Fire Touched (Mercy Thompson 9)
“It’s a good pick,” I told him. “Not a weapon, but valuable all the same.”
“She never abandoned me,” he told me. “She gets very lonely.” He looked up at me. “Am I doing the right thing?”
“You aren’t doing anything wrong,” I told him. “There might be other right things you could do, but that’s not the same as doing something wrong. She isn’t alone anymore.”
He snorted. “The fae. They don’t appreciate her—they use her like a slave, with no more thought to her than they give their shoes—less.”
And that didn’t sound like someone repeating a rant they’d heard once too often, I thought.
“We’ll tell Beauclaire that’s how she feels about the fae. Maybe they can do something about it,” I told him. “If you want to stay here, that’s something different. But thinking that you are the only one who can possibly keep her company—that’s a trap.”
—
We ate lunch from our packs and drank from our canteens.
“Is there a reason that we need to sleep here instead of heading out?” I asked, gathering our garbage and, after putting it into a plastic bag, stuffing it into the pack.
“It might take us a while to find a door to leave,” he said. “I can hurry it along a bit—that’s the real trick. Underhill can’t seal the doors from the inside, but she can make it hard to find them. That’s why she locked the fae out, and not in.” He got to his feet and paced a bit. “Night’s dangerous, more dangerous, here. It’s safer if we leave at first light in the morning.”
And this was lunchtime. I looked at Aiden pacing and exchanged a glance with Adam.
“Okay,” I said brightly. “While we wait for nighttime, why don’t we tell each other stories?”
So I told him about Bran, the Marrok, and what growing up a coyote in the woods of northwestern Montana had been like. He told me stories about living in Underhill, the creatures terrible and wonderful who made their homes here. Once he warmed up, he was a pretty good storyteller—and I developed a new perspective on Underhill, who had first appeared to him as a small girl, though she sometimes was a great lady or an animal.
She was not evil, just . . . thoughtless. She was like a toddler who breaks her toys because she doesn’t know any better. Doesn’t realize that once they are broken, they will never play with her again. After she had killed Aiden’s friend Willy, she had mourned him for a very long time. But she didn’t learn from her errors—it sounded as though she’d been hardwired to be who she was.
She had damaged Aiden more than she would have been able to if she had truly been evil, I thought. Because sometimes she was funny and good company, and at other times she was vicious. She couldn’t, herself, hurt someone. But she could taint food, turn the weather foul, or attract one of the dangerous ones (Aiden’s term) wherever she wanted. Aiden was alive because Underhill loved him.
Eventually, the storytelling wound down, and we ate dinner. Aiden fell asleep. Adam got up from the rug he’d claimed and sat next to me, his muzzle on my thigh.
She’s not going to let him go easily, he told me.
“I caught that.” I threaded my fingers through his fur. “It’s a good thing that we have the walking stick.” Sometime during the storytelling, the stick had appeared in my lap. “It should show us the way home.”
—
There was, I noticed, a faint green light that danced in the runes etched on the silver of the head of the walking stick. Aiden turned and, when I followed, the glow faded. I stopped and moved the walking stick in the direction we’d been headed.

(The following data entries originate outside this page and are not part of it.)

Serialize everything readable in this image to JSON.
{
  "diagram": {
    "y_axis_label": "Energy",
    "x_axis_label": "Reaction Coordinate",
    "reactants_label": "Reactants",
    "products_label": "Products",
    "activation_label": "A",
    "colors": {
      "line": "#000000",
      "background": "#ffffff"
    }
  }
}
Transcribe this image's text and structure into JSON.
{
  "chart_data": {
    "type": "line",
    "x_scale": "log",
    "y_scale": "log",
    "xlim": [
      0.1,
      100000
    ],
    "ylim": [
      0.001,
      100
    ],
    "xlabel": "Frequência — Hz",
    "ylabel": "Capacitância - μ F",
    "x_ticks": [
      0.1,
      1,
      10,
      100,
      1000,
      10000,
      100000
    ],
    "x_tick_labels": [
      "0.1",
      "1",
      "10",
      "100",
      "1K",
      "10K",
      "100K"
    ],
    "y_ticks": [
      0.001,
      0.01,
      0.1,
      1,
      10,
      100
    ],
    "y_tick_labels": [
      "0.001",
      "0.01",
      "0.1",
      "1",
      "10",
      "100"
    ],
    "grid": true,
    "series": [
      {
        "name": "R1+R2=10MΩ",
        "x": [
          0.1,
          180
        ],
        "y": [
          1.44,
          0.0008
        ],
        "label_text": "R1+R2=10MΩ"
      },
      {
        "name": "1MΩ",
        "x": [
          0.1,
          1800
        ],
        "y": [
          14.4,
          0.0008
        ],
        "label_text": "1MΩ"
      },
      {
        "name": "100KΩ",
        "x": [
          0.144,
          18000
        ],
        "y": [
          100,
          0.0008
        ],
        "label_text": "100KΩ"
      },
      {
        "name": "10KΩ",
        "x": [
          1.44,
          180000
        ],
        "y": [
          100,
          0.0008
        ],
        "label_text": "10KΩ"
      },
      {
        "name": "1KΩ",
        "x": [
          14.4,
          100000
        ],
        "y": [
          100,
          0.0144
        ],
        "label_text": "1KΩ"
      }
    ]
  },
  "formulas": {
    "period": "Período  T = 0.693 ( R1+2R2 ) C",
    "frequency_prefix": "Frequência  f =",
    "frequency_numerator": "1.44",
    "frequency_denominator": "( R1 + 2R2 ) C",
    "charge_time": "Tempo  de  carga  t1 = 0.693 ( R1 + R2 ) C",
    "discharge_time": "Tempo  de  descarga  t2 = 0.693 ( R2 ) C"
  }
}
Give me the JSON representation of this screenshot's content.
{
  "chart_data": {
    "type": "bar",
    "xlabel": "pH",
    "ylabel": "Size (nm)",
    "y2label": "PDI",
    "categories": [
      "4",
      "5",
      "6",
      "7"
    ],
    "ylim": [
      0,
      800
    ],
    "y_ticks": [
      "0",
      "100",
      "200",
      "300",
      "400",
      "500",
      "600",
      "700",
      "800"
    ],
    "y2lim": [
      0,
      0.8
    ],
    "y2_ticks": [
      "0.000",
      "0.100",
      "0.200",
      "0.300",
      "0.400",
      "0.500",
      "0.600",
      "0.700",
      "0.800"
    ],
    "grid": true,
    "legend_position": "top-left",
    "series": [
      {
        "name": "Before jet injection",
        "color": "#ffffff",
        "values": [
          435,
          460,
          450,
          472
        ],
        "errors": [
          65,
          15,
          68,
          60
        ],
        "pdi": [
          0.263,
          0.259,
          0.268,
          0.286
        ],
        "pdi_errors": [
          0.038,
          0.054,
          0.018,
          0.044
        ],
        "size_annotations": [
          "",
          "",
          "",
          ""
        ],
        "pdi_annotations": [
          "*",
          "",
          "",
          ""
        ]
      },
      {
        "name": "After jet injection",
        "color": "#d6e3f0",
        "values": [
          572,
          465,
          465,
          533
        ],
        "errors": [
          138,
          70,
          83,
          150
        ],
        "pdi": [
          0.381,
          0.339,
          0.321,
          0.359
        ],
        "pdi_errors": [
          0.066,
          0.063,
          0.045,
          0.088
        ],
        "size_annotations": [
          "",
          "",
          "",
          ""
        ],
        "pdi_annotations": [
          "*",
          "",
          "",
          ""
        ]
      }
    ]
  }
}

The green glow returned.
It wasn’t the way the walking stick had shown me how to get home last time, but it was clearly unhappy about following Aiden.
“Wrong way,” I said. “Home is this way.”
“Right,” said Aiden. “But we have to go around until we can find a way down.”
Down?
I leaned the walking stick against Adam’s shoulder, unwilling to merely set it on the ground—or hand it to Aiden, though I wasn’t sure why. When I did, I saw that the others had been climbing up a steep mountain—though the whole time I’d been walking on a flat cave floor. The direction the walking stick wanted us to go appeared to be an impassable cliff face.
“I see,” I said. “Come here and give me your t-shirt.”
Aiden’s expression was a little wary, but he pulled his t-shirt off and handed it to me. I blindfolded him and, taking up the staff again, walked him through a tree root I’d seen when I wasn’t holding the staff.
“Okay,” I said. “That worked.”
I turned him around and had him walk the same path. He stumbled over the root—I caught him before he fell. He reached up to take off his blindfold, and I tapped his hand. “Leave it for a minute. Trust me.”
“You just made me trip,” he said.
“You didn’t get hurt,” I told him.
Adam posed a different problem. I wasn’t going to blindfold him. Not when something had been following us. We needed Adam free to act.
“Close your eyes and lean on me?” I asked. He did. And I took him over the same root—and he picked his feet up and stepped over the root because he paid attention to his environment.
But he followed me right off the cliff. Or where he thought the cliff would be, anyway.